Billie Bond



Blinded by the Light 1
, porcelain, clinker, and emulsion, 28 cm x 18 cm x 15 cm, 2019


Breathe
(bronze), bronze, resin, and gold, 90 cm x 50 cm x 60 cm, 2019


Breathe 1
(detail), black stoneware, resin, and gold, 33 cm x 20 cm x 20 cm, 2018


Breathe 1 and 2
, black stoneware, resin, and gold, 33 cm x 20 cm x 20 cm, 2018


Breathe 1 and 2
, black stoneware, resin, and gold, 33 cm x 20 cm x 20 cm, 2018


Ecce Mulier After Rosso
, bronze, 48 cm x 22 cm x 24 cm, 2019


Momentum
, glazed stoneware, resin, gold, and polished steel, 93 cm x 51 cm x 40 cm, 2018


The Look of Resilience
, black stoneware, resin, and gold, 40 cm x 33 cm x 22 cm, 2019

Artist Statement

For me, the rendering of realism is a craft, the art begins when I destroy it.

An endless pursuit for equilibrium and compulsive inquiry of matter fuel my creativity; often, I use a material’s history or experience to lead an investigation.

My work is concerned with identity and a personal obsession of revealing the concealed, exposing the discarded and the overlooked, repairing the broken — exploring ideas of duality.

I try to translate an inner being through a disrupted surface, creating new and different visual conversations.

I use processes of destruction and repair to investigate aspects of trauma and healing, rejuvenation and change.
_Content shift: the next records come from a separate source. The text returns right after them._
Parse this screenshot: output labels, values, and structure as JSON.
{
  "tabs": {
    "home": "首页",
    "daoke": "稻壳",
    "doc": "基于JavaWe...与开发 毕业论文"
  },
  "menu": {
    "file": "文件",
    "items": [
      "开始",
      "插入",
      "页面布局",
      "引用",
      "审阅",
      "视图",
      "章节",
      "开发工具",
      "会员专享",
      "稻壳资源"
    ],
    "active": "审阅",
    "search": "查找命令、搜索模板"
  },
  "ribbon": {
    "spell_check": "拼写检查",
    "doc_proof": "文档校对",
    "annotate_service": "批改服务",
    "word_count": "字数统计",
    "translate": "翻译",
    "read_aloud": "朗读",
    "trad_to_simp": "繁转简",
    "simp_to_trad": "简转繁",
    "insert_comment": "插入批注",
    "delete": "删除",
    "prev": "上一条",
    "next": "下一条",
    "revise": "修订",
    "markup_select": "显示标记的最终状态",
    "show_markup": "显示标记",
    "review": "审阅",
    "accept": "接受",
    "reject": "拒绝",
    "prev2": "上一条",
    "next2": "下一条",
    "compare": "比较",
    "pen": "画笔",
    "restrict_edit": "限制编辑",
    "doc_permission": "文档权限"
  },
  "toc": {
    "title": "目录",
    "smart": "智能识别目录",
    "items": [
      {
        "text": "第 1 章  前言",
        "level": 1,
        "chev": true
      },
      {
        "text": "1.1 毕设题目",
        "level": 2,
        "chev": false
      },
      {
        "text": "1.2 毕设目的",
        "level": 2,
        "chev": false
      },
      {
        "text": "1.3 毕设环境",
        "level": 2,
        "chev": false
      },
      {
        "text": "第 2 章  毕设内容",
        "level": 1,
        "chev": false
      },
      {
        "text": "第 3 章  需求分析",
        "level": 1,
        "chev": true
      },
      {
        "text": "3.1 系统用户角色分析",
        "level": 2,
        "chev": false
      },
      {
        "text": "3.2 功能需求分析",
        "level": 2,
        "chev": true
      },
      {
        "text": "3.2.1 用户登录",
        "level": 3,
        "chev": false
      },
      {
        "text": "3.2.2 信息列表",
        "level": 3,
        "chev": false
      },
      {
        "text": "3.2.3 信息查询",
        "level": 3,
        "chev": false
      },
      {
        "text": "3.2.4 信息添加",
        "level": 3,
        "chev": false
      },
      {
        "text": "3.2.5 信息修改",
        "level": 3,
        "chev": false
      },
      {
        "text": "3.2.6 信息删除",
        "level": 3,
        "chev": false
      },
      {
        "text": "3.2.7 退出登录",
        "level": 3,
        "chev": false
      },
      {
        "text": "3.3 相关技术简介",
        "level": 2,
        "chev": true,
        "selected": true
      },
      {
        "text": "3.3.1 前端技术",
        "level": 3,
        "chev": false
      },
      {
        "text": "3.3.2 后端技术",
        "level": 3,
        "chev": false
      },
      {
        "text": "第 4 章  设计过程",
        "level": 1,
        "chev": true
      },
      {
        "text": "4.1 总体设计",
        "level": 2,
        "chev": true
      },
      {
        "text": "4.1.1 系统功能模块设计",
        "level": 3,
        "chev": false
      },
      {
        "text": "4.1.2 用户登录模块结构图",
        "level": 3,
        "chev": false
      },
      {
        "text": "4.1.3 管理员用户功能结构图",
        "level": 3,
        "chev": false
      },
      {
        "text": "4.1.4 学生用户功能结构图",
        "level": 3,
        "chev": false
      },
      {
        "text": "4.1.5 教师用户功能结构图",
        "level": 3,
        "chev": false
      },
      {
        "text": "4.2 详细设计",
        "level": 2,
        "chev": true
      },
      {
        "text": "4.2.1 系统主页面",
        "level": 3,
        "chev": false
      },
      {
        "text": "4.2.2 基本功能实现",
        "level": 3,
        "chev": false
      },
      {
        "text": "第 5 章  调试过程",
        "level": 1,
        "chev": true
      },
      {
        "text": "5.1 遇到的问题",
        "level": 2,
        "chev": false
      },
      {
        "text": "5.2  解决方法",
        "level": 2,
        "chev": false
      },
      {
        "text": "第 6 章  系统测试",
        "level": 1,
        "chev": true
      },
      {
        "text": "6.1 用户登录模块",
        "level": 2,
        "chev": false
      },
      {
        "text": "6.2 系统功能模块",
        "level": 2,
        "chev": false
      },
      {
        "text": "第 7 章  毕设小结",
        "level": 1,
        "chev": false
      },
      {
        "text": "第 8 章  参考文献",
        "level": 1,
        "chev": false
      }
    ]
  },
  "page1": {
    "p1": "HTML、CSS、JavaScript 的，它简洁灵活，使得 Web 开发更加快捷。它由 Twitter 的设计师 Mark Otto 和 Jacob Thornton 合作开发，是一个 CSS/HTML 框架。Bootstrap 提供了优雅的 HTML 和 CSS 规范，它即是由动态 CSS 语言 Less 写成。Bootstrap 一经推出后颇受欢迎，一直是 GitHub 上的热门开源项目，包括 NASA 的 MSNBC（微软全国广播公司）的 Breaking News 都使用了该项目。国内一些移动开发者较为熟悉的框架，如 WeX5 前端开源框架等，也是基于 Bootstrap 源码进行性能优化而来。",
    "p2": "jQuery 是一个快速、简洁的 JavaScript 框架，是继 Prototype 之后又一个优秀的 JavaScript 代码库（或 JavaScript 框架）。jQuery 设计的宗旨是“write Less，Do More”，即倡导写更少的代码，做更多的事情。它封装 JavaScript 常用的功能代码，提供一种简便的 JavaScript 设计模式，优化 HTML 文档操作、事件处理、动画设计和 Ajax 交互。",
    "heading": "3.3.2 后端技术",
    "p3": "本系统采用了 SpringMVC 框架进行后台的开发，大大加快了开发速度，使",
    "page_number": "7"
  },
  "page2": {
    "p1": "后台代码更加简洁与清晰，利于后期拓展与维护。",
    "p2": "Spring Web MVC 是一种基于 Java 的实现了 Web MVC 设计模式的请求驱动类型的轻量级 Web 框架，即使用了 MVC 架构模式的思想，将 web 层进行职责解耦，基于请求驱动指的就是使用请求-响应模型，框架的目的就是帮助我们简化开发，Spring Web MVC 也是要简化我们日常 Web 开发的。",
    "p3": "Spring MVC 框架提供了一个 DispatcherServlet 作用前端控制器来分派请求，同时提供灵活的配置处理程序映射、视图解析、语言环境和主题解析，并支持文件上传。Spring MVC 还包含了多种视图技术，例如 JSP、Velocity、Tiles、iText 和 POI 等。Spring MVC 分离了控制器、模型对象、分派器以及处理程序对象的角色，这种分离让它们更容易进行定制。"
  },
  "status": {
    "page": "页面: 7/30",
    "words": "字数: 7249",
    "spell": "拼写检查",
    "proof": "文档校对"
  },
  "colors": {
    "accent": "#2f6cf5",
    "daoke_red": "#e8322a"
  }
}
From figurative realism to material-led abstraction, I am discovering ways of paralleling the process of making with altered states and adapted minds in a quest to explore what it is to be human.

About the Artist

Born in Northumberland, North East England, in 1965, Billie Bond grew up in Essex and continues to live there now. An early career in nursing gave her an appreciation of human anatomy, which she considers sensitively in her figurative abstractions. Over more than 20 years of experience as a designer-maker, she has created children’s furniture and interiors, worked in interior decorating, painted murals, and explored her creative ideas in sculpture.

Billie Bond received a master’s in art in sculptural practice in 2016 and a 1st Class Honours Degree in 3D design in 2011 from Colchester School of Art. It was during her studies that she began expressing her creative ideas in the form of figurative sculpture.

The recipient of a research residency at the Henry Moore Institute in Leeds, West Yorkshire, England, Billie Bond sculpted in 2009 her sister, who has Downs syndrome, on the 4th Plinth in Trafalgar Square as part of Antony Gormley’s public art project “One & Other” highlighting the importance of art for everyone.

Following a residency at Chelmsford Museum in Essex, Billie Bond’s A Portrait of Chelmsford was accepted into the museum’s collection in 2011. Comprising a series of sculptures of local people, the work represents the cultural identity of Chelmsfordians.

Billie Bond won the Pure Arts Sculpture Prize in 2013; her winning piece, A Link with the Past, was exhibited in a curated space at London’s Saatchi Gallery as part of the Strarta Art Fair. The work now is part of the “Birth Rites” collection that resides at Kings College, London.

More recently, Billie Bond was commissioned by Alan Carr’s “Chatty Man” (a comedy show) to sculpt a character head of Lionel Richie. Another commission, with Janssen EMEA in collaboration with GAMIAN Europe, resulted in the creation of five kintsugi ceramic objects that visually describe the journey of people who live with major depressive disorder (MDD). The  work became part of the “Breaking Depression” campaign aimed at broadening understanding of different types of depression, such as MDD, and working together to overcome depression for good.

In 2018, Billie Bond became a member of the Royal Society of Sculptors.

Billie Bond’s solo exhibition, “The Clinker Connection — When Humans Changed Nature” (2019), was inspired by clinker, a waste material left behind from industrial production processes; it is these gnarly nuggets of history that hold stories of progress and change. The exhibition explored ideas of progress through metamorphosis of time and matter, and aimed to question the effect of progress on our delicate environment. With the idea of material, process, and color as metaphors, Billie Bond created work that addressed industrial ancestry, mass production, and consumption.

Presented with an array of ceramic pieces, photography, and a huge figurative installation piece, Billie Bond drew inspiration, from the city’s industrial heritage to today’s consumer culture, giving clinker an extended narrative beyond the garden wall.